At dawn a neighing horse, some clash of arms, probably gave away our position, and the alarm was given in the enemy’s camp, which was separated from us only by a field of standing lucerne. The troopers slept on, and the German scouts crept up, absolutely invisible.
A sudden musketry fire woke us up, and the German infantry was on us. I cannot think of these moments without giving credit to the admirable presence of mind which saved the situation by the avoidance of all panic. The horses were not girthed up, many of the kits had slipped round, reins were unbuckled; no matter, we had to mount. I have a crazy recollection of my loose girth, of my saddle slipping round, of the blanket which had worked forward on to my horse’s neck; no matter, “Forward! Forward!” a second’s delay might be our ruin.
A hail of bullets fell amongst us. Alongside of me, Alaire, a quite young non-commissioned officer, was hit in the belly. He was the first in the regiment whom I had seen fall. God! what a horrible toss he took, dragged by his horse, maddened by fear, crying out, “Rolland, Rolland, don’t abandon me.” Then, in a last contortion, his foot came out of the stirrup and he died convulsed by a final spasm. Near me, the captain’s orderly gave a loud shout; horses, mortally wounded, galloped wildly for some metres and then suddenly fell as if pole-axed.
I saw a man who, as if seized with madness, sent his wounded horse headlong to the bottom of a ravine and then threw himself after.
“Forward! Forward!” I followed the others, who made off towards the village.

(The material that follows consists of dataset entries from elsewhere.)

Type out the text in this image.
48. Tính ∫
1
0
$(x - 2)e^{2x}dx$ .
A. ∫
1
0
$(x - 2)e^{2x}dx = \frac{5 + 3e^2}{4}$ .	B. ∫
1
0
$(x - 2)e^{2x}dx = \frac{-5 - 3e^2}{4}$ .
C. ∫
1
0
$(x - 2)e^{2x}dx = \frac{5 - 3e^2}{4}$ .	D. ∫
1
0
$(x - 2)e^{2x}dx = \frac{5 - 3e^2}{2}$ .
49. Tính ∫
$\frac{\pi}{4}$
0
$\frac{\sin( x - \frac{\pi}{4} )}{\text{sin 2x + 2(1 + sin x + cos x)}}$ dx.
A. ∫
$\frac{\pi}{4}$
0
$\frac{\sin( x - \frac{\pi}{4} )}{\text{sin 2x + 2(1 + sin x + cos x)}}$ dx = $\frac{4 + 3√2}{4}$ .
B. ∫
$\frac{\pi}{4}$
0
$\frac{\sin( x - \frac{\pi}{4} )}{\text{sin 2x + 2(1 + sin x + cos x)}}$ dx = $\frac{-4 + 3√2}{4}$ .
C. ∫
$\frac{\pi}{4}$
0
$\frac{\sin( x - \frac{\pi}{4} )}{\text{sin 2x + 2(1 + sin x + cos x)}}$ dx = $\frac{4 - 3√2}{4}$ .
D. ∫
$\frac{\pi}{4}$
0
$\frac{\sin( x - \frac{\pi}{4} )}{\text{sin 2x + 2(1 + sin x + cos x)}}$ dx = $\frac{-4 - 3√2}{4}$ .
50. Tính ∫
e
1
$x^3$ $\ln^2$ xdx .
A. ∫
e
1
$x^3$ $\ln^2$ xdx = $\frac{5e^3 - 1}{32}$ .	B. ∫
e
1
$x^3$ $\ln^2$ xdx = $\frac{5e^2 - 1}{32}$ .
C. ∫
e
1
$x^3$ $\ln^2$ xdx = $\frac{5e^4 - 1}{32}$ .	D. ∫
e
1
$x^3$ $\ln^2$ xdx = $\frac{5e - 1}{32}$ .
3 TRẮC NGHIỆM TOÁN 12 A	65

My horse trod on a German whose throat, gashed by a lance thrust, poured out such a stream of blood that the earth under me was red and streaming with it. “Forward! Forward!”
We were not going to view them then, these enemies who killed us without our seeing them, so hidden were they amongst the grass that they blended with the soil? Yes, we were though, and suddenly surprise stopped short the rush of the squadrons. Before us, some metres off, and so near that we could almost touch it with our lances, an aeroplane got up, like a partridge surprised in a stubble. A cry of rage burst from every throat. We tried to charge it with our lances in the air, but it mocked our efforts, and our rearing horses were on the spot ten seconds too late. The enemy seemed also to have flown. All that remained were two or three grey corpses that strewed the soil. We trotted into the village with our heads down, humiliated at having been fooled like children.